Posted on: 13/11/2025

Job Description

Description :


Role : Generative AI Engineer

Experience : 7 9 years

Location : Bangalore

About the role :


Were building large-scale generative AI products LLM-based features, retrieval-augmented pipelines, and production-grade model deployments. Seeking a hands-on engineer experienced in PyTorch/TensorFlow, Hugging Face stacks, fine-tuning (LoRA/QLoRA), and MLOps to lead experiments and productionize LLMs.


Key Responsibilities :


- Design, implement and fine-tune LLMs (transformer-based) for NLP and multimodal tasks.

- Build and maintain RAG, vector stores, retrieval pipelines (e.g., LlamaIndex, LangChain).

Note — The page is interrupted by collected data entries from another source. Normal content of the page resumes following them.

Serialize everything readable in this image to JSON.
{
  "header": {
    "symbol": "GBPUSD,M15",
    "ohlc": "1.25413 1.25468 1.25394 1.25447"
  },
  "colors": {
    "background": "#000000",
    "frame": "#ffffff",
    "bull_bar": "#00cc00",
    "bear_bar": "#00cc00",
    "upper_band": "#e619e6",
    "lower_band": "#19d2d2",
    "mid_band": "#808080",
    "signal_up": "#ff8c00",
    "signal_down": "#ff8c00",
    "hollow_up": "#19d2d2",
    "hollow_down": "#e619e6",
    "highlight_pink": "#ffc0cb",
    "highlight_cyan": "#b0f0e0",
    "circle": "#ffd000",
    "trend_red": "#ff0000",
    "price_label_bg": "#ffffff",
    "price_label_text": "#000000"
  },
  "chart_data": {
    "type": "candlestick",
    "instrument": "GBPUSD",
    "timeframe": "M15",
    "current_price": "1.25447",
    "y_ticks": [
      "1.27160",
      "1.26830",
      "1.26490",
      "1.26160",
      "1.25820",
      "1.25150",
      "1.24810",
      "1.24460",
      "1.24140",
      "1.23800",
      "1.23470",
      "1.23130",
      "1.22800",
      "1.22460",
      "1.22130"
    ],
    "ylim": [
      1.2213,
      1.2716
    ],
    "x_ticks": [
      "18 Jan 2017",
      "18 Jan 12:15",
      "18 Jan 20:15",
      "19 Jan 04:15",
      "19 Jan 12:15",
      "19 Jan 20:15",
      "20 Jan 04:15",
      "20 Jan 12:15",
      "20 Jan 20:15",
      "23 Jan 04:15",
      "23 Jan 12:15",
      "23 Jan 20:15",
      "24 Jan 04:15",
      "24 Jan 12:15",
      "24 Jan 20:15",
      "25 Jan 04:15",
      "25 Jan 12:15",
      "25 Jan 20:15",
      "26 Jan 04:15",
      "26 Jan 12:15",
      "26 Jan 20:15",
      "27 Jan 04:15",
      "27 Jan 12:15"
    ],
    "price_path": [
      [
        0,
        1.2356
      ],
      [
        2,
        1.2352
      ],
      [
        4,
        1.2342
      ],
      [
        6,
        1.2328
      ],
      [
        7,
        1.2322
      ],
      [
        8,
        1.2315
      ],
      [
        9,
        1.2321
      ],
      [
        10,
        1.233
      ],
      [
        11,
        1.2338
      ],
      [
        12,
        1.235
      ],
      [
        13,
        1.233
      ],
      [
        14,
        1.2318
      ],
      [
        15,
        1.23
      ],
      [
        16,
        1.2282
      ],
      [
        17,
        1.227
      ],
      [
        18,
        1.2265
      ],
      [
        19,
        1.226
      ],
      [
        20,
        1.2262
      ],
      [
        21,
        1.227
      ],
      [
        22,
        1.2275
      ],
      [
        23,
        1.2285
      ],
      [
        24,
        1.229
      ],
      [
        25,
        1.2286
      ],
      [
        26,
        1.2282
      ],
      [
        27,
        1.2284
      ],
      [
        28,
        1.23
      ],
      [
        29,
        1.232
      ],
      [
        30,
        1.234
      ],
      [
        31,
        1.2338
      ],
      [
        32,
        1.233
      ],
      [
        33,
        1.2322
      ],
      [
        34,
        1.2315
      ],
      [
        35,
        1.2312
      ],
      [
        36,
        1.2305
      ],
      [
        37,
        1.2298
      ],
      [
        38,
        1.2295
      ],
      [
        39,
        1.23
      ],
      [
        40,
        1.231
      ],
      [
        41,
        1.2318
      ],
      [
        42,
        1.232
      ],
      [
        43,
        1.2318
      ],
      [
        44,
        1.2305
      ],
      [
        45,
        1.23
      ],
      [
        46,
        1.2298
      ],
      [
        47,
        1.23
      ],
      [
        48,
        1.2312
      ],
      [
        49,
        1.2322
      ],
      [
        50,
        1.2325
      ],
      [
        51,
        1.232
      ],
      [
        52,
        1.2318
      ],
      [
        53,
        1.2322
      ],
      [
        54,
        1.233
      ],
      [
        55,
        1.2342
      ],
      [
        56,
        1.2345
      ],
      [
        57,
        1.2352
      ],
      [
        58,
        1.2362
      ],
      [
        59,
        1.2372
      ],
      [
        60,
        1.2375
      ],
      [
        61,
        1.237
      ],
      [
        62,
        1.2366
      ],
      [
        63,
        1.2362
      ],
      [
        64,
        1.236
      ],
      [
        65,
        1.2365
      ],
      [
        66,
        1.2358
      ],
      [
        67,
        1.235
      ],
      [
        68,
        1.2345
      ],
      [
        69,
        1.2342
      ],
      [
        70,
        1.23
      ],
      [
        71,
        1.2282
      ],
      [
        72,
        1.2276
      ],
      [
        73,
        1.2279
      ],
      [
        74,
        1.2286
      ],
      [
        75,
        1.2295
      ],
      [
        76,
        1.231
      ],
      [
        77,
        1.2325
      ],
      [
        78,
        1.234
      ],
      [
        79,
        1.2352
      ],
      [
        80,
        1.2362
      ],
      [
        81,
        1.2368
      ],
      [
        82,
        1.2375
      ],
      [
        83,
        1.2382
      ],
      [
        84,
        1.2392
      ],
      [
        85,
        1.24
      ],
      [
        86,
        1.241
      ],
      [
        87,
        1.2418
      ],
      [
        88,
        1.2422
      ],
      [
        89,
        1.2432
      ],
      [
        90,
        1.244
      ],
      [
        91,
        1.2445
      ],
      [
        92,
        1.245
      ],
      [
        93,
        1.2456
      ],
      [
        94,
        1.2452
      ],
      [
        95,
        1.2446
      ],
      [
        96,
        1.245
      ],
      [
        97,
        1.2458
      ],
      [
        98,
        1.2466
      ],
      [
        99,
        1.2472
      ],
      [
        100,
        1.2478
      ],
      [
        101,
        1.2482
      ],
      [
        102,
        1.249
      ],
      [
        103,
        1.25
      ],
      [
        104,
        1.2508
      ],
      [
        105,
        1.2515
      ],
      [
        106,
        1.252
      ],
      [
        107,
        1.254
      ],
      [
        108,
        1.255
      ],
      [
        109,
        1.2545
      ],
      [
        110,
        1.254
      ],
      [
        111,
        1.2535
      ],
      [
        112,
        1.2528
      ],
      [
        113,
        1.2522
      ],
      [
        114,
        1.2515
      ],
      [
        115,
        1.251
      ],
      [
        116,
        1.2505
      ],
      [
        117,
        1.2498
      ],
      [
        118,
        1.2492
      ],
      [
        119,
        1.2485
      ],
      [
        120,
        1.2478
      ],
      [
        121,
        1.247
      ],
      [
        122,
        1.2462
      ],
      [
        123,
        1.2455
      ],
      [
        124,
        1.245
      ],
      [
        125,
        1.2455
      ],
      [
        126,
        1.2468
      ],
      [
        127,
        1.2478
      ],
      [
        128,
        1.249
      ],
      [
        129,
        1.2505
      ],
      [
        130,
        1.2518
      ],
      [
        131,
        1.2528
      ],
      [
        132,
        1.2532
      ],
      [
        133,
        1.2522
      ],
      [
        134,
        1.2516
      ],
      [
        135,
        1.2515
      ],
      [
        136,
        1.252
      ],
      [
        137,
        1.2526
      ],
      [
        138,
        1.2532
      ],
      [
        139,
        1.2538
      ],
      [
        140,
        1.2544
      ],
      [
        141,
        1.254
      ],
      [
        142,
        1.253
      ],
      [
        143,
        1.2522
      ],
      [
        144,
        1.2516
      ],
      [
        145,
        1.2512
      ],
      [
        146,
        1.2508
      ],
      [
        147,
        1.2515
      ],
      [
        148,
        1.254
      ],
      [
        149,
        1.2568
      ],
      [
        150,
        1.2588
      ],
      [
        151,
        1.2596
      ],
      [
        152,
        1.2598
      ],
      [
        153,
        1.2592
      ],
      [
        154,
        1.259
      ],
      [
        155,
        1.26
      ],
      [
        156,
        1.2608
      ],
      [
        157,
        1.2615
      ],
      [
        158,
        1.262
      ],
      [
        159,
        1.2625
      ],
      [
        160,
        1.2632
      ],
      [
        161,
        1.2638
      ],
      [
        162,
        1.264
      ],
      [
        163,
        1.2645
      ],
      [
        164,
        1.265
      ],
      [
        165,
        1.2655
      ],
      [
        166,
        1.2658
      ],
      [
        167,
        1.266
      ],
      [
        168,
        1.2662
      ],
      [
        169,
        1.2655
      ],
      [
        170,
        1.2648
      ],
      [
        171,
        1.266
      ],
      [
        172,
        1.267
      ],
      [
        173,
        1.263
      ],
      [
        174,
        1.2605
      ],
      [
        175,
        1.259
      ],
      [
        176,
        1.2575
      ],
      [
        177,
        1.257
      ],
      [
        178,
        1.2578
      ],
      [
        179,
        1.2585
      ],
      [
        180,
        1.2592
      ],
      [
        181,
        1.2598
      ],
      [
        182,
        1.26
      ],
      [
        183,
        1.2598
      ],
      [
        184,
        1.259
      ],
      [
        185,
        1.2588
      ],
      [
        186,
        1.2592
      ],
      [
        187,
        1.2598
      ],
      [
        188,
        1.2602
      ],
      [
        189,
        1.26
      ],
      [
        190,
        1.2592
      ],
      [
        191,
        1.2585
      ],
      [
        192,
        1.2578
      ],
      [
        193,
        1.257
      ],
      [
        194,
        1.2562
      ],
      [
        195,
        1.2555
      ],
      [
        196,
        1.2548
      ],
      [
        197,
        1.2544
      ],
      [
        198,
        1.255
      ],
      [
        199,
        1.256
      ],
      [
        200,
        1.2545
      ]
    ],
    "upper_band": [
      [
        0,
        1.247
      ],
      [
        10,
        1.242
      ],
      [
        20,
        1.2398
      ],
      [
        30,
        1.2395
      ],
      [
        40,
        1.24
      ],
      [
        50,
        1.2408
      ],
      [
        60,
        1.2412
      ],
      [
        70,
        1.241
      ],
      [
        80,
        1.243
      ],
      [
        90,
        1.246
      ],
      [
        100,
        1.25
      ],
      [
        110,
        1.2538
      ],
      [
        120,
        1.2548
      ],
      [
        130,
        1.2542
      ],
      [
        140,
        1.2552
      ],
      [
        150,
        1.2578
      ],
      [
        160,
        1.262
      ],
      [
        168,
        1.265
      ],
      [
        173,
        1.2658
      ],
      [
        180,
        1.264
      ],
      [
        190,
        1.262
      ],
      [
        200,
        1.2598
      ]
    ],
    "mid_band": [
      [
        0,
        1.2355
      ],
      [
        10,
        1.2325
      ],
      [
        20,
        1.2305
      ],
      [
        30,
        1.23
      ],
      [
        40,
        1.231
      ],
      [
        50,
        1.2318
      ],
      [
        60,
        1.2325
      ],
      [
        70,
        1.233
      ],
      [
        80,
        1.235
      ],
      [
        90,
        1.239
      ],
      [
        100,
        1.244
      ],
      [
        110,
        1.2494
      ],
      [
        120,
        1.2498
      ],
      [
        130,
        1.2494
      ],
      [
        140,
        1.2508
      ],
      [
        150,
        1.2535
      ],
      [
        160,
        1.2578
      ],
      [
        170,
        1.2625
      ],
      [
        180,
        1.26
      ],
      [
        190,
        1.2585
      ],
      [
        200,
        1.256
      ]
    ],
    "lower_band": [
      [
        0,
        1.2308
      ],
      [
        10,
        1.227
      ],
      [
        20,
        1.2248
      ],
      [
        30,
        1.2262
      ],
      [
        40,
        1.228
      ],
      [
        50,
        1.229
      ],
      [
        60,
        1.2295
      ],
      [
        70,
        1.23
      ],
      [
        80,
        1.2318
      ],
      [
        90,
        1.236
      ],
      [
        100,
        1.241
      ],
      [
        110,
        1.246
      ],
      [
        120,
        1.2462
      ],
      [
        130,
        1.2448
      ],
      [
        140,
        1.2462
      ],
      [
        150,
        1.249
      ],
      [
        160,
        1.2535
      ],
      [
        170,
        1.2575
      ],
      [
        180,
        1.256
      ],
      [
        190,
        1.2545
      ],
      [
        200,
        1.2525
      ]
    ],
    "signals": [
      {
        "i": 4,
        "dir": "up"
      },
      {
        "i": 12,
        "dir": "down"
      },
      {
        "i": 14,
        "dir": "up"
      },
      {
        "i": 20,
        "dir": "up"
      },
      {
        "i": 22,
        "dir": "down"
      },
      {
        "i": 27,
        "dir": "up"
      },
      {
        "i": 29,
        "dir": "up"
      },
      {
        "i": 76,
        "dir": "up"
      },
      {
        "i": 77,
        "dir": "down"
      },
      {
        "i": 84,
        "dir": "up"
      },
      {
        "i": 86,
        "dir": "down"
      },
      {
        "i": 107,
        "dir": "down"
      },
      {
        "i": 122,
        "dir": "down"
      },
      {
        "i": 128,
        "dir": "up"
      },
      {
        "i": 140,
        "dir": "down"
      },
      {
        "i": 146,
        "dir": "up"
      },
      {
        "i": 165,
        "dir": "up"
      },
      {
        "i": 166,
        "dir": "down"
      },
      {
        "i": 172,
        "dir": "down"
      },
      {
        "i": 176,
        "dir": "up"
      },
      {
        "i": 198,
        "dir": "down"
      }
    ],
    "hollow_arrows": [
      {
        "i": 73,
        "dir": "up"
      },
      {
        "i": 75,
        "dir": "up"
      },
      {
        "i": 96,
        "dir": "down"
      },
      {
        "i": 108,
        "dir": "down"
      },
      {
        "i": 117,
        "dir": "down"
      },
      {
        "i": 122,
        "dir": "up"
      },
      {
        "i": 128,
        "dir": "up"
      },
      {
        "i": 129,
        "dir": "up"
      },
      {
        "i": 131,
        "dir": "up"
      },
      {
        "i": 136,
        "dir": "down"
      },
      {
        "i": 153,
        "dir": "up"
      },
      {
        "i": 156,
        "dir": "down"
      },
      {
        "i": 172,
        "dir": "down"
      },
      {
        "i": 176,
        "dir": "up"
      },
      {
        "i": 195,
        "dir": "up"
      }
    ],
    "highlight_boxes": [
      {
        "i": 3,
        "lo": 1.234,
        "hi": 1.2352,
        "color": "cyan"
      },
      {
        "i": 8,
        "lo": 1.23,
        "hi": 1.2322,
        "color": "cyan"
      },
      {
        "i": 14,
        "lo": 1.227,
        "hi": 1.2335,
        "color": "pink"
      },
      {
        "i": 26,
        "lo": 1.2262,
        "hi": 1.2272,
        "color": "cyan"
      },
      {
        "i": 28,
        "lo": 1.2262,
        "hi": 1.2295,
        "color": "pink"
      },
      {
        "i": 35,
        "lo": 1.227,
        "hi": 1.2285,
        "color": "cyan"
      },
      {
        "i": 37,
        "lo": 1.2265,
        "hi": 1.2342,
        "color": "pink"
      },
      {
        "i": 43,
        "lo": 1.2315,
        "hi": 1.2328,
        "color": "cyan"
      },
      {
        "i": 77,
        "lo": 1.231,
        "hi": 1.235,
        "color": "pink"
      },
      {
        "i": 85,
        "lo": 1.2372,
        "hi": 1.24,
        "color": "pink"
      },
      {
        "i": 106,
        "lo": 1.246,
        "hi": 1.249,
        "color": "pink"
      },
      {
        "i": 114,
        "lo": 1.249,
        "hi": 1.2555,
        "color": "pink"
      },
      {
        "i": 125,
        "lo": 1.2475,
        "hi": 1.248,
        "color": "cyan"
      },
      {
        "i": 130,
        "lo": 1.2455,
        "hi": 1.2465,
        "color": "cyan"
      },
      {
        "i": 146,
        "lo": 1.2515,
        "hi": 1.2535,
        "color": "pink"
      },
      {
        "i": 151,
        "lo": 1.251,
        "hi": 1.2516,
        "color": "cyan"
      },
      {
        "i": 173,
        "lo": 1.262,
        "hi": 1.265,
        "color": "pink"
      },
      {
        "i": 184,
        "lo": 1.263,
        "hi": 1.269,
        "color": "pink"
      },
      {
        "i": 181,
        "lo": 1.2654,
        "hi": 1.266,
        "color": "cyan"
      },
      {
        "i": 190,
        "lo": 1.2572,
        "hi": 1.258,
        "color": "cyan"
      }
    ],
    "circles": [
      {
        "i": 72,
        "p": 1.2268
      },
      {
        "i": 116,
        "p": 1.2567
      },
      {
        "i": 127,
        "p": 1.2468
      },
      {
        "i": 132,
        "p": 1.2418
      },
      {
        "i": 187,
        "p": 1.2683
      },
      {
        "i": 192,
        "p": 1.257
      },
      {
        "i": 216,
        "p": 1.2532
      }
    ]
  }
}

- Implement fine-tuning workflows : LoRA / QLoRA / full-FT / RLHF experiments.

- Optimize for latency & cost : quantization, pruning, distillation, and model serving strategies.

- Integrate and experiment with APIs (OpenAI, Anthropic, Google Gemini) and local LLM deployments.

- Create robust evaluation pipelines automated metrics, A/B tests, significance testing.

- Collaborate with engineers and researchers, mentor junior team members.

- Implement MLOps best practices : model/version tracking (MLflow/W&B), CI/CD for models, data pipelines (DVC).


Required Qualifications :


- B.Tech / M.Tech / MS in CS, Data Science, or related.

- 6+ years in IT; 3 years focused on AI/ML/Deep Learning.

- Strong Python expertise; comfortable in C++ or other high-level languages.

- Hands-on with PyTorch and TensorFlow; experience with Hugging Face Transformers.

- Experience with LangChain, LlamaIndex, Pydantic, and RAG systems.

- Familiarity converting R code to Python is a plus.

- Knowledge of SQL and working with relational DBs.

- Experience with model fine-tuning methods (LoRA, QLoRA, RLHF).

- Experience in MLOps : MLflow / W&B / DVC and production deployments.

- Strong communication, collaboration, and project ownership skills.


Preferred / Nice-to-have :


- Experience with GPU clusters (A100s), distributed training, mixed precision.

- Background in latency optimization, ONNX, model quantization toolkits.

- Academic publications or open-source contributions in generative models.

- Familiar with cloud infra (AWS/GCP) and containerized serving (K8s, TorchServe, Triton).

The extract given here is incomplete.